Bab 168
Dalam hal berdebat tajam dan
menghina, Gantra yang selalu jujur dan lurus tidak mungkin menang melawan Sri
dan Fanny. Dia hanya bisa diam, menerima rasa malu, dan tidak mampu membalas.
"Kalian sudah selesai
bicara?" ujar Adriel sambil keluar dari rumah dengan wajah dingin.
Adriel tidak pernah memiliki rasa
simpati terhadap Sri dan Fanny. Dia hanya menghormati Cheky, ayah Fanny, jadi
dia tidak mau mempermasalahkan mereka dan memberikan mereka sedikit muka.
Namun, penghinaan mereka terhadap
Gantra membuat Adriel marah.
"Ini rumahku. Kalian nggak
diundang dan nggak punya hak untuk datang dan berlagak di sini, apalagi menghina
siapa pun di sini," kata Adriel dengan suara dingin.

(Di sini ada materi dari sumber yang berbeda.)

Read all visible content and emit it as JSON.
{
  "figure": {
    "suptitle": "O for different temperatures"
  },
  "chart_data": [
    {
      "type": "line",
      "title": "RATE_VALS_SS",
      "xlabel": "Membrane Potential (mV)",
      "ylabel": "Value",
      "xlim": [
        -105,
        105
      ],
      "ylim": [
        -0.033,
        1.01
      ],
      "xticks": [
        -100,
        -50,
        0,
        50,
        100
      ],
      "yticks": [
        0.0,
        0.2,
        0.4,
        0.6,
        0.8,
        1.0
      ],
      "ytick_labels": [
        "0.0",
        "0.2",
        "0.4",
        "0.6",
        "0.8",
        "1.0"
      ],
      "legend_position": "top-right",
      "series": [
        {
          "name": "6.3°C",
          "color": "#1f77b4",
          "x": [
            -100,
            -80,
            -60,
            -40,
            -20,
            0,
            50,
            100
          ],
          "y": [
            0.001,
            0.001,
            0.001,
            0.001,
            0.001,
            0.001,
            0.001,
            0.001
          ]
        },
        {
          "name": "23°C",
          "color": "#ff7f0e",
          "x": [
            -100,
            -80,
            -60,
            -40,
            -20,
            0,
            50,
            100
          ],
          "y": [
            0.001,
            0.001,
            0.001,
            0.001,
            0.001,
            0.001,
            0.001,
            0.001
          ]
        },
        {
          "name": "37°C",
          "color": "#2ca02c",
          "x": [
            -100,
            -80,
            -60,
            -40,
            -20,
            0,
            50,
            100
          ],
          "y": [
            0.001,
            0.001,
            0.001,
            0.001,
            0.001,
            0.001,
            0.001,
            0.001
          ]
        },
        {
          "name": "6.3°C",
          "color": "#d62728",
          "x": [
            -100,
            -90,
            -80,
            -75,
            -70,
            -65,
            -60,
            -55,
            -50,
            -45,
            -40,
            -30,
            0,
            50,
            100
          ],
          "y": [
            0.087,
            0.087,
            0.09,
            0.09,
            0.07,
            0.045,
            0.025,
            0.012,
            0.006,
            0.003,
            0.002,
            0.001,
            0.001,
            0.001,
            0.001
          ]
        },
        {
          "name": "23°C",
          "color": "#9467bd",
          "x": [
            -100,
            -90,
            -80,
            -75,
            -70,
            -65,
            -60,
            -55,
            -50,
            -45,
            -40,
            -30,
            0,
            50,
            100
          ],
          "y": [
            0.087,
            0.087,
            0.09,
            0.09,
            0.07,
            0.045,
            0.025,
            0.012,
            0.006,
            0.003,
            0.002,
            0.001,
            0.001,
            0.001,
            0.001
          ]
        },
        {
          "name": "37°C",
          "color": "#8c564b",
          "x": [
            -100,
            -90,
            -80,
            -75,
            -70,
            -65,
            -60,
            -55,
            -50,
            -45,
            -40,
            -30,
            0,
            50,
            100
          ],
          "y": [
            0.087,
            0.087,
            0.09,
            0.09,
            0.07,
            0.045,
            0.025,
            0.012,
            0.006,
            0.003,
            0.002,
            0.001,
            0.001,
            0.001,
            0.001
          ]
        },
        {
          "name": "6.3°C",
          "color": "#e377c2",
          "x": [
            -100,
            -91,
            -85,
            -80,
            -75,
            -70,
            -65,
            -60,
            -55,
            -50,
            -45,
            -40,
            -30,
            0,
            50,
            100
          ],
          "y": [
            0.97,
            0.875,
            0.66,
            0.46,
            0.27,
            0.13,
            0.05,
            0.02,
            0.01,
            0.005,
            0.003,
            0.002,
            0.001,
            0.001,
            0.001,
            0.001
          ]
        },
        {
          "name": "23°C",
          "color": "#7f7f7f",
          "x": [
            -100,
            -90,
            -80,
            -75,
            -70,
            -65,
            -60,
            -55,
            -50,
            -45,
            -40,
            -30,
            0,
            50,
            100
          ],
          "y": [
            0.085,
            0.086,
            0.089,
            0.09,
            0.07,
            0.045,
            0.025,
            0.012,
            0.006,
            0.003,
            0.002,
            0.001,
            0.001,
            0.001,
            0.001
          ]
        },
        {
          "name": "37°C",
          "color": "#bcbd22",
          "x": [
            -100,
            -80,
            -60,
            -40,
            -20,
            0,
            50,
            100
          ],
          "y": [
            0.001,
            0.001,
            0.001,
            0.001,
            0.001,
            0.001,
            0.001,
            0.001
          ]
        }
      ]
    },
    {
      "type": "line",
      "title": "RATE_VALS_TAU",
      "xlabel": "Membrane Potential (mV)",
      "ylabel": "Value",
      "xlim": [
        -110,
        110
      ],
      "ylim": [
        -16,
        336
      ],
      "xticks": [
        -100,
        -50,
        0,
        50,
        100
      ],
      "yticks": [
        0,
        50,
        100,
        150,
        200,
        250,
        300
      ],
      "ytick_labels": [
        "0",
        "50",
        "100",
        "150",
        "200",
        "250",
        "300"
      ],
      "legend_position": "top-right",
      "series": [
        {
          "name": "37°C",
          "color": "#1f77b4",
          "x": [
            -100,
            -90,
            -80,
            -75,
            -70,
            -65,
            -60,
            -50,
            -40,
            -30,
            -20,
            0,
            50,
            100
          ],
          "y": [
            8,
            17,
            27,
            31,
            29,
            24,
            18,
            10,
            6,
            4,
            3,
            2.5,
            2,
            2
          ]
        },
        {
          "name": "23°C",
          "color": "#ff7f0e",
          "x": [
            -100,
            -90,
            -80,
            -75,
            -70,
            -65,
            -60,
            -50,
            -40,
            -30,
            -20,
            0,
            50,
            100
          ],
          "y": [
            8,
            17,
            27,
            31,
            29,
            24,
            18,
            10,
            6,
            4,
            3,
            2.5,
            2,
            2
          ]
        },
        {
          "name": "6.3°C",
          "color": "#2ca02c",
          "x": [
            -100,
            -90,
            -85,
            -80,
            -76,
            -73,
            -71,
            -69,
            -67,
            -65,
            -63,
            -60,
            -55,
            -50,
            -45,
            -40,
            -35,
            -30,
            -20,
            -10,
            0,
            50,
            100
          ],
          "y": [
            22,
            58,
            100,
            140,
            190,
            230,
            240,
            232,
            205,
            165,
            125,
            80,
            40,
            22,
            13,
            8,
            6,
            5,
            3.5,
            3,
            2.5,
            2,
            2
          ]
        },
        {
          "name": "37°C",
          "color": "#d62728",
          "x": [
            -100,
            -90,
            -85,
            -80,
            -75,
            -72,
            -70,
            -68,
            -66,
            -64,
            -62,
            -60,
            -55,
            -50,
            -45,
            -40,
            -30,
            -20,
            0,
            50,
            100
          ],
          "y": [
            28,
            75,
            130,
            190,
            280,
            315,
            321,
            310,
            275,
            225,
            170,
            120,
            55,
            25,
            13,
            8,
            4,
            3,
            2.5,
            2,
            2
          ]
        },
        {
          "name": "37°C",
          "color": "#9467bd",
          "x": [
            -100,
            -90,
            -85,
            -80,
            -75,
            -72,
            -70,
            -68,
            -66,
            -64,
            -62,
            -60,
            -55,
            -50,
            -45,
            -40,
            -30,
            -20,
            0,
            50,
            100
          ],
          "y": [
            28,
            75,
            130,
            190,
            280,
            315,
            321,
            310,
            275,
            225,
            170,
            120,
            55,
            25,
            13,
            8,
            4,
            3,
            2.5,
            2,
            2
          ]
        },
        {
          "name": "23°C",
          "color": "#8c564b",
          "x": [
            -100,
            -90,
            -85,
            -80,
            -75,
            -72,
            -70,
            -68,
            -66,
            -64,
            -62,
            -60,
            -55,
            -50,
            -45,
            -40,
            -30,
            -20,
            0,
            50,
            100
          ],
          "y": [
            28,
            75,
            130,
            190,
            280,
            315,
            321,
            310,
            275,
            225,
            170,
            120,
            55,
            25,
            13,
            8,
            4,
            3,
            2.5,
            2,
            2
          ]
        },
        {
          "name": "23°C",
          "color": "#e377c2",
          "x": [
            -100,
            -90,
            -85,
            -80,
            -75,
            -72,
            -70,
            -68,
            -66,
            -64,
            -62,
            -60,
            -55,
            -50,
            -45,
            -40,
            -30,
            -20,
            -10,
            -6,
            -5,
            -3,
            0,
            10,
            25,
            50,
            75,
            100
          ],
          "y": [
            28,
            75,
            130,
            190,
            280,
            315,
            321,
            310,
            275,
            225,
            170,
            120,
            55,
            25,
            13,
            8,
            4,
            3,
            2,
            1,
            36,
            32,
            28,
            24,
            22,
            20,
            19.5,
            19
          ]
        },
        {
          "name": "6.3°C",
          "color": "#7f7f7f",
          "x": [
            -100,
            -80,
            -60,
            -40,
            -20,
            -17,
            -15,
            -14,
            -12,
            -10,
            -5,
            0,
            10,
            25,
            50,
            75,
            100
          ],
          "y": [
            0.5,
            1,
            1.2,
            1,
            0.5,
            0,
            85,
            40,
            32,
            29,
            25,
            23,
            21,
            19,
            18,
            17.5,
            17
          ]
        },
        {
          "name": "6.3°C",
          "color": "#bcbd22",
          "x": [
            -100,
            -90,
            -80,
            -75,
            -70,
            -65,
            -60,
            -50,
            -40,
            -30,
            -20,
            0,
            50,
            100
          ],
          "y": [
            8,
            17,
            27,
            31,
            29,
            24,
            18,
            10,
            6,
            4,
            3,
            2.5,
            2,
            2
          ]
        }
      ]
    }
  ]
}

"Rumahmu? Kamu mau membohongi
siapa? Dulu, ini memang rumahmu, tapi sekarang nggak ada hubungannya denganmu.
Kamu pikir hanya karena tinggal di sini sebagai gigolo, kamu jadi pemilik rumah
ini?" ejek Fanny sambil tertawa sinis.
"Dasar nggak tahu malu,"
tambah Sri.
"Cih..." dengus Adriel
dengan nada menghina.
"Aku beri kalian waktu satu
menit untuk menghilang dari pandanganku. Segera keluar, atau jangan salahkan
aku kalau aku bertindak kasar," ancam Adriel.
"Adriel, kamu mau menakuti
siapa? Jangan kira kamu bisa bertindak sombong hanya karena belajar sedikit
ilmu bela diri. Kami tahu betul siapa kamu sebenarnya. Jangan berpura-pura
hebat," kata Thomas dengan penuh amarah.
Begitu melihat Adriel, amarah Thomas
langsung membara. Dengan dukungan ahli tingkat delapan di luar pintu, rasa
percaya dirinya pun meluap.
"Tinggal setengah menit
lagi," kata Adriel dengan nada acuh tak acuh. Dia tidak tertarik berdebat
dengan Thomas.
"Bagus! Bagus sekali! Berani
sekali kamu mengancamku! Hari ini aku datang untuk membalas dendam. Ingat saat
kamu melemparku keluar dari bar? Kamu pikir aku akan melupakan itu?"
teriak Thomas dengan marah.
"Kamu mungkin bisa mengalahkan
ahli tingkat lima, tapi jangan kira aku nggak bisa menghadapimu. Hari ini, aku
akan menginjak kepalamu ke tanah, membuatmu berlutut memohon ampun, dan
menyesal karena telah berani melawan aku," lanjut Thomas dengan penuh
ancaman.
"Kak Thomas, jangan buang waktu
berbicara dengannya! Orang ini nggak akan menyerah sampai dia melihat peti
matinya sendiri. Dia sangat keras kepala. Ayo, minta Pak Oki turun
tangan," kata Fanny.
"Setelah Pak Oki menghajarnya
hingga setengah mati, kita lihat apakah dia masih berani keras kepala!"
ujar Sri dengan penuh kemarahan.
Dia sudah tidak sabar melihat Oki
menghancurkan Adriel.
"Sudah satu menit," kata
Adriel sambil turun dari tangga, langkah demi langkah.
Melihat itu, ketiganya sontak mundur
dua langkah. Mereka jelas ketakutan jika harus
bertarung langsung dengan Adriel.
"Pak Oki, silakan maju!"
teriak Thomas sambil melindungi Sri dan Fanny di belakangnya.
Dari luar taman vila, Oki yang duduk
di mobil akhirnya turun. Dengan sekali percobaan, dia melompati pagar dan
mendarat di taman dengan suara gemuruh hingga menghancurkan ubin di bawah
kakinya.
Melihat sosok Oki yang tinggi dan
besar sedang berdiri di depannya, keberanian Thomas langsung pulih. Dia pun
berkata dengan penuh percaya diri, "Adriel, lihat baik -baik. Ini Pak Oki
Darsono, ahli tingkat delapan yang terkenal di Kota Silas. Kalau tahu diri,
segera menyerah dan berlutut memohon ampun sebelum Pak Oki turun tangan!"
"Tentu saja, meskipun kamu
berlutut, aku nggak akan mengampunimu begitu saja," tambahnya sambil
tertawa sombong.
Namun, karena posisinya di belakang
Oki, Thomas tidak bisa melihat ekspresi Pak Oki saat itu.
Oki pernah berhadapan dengan Adriel
sebelumnya. Dia tahu betul kekuatan Adrjel jauh di atasnya dan dia tidak akan
bisa mengalahkan Adriel dalam pertarungan.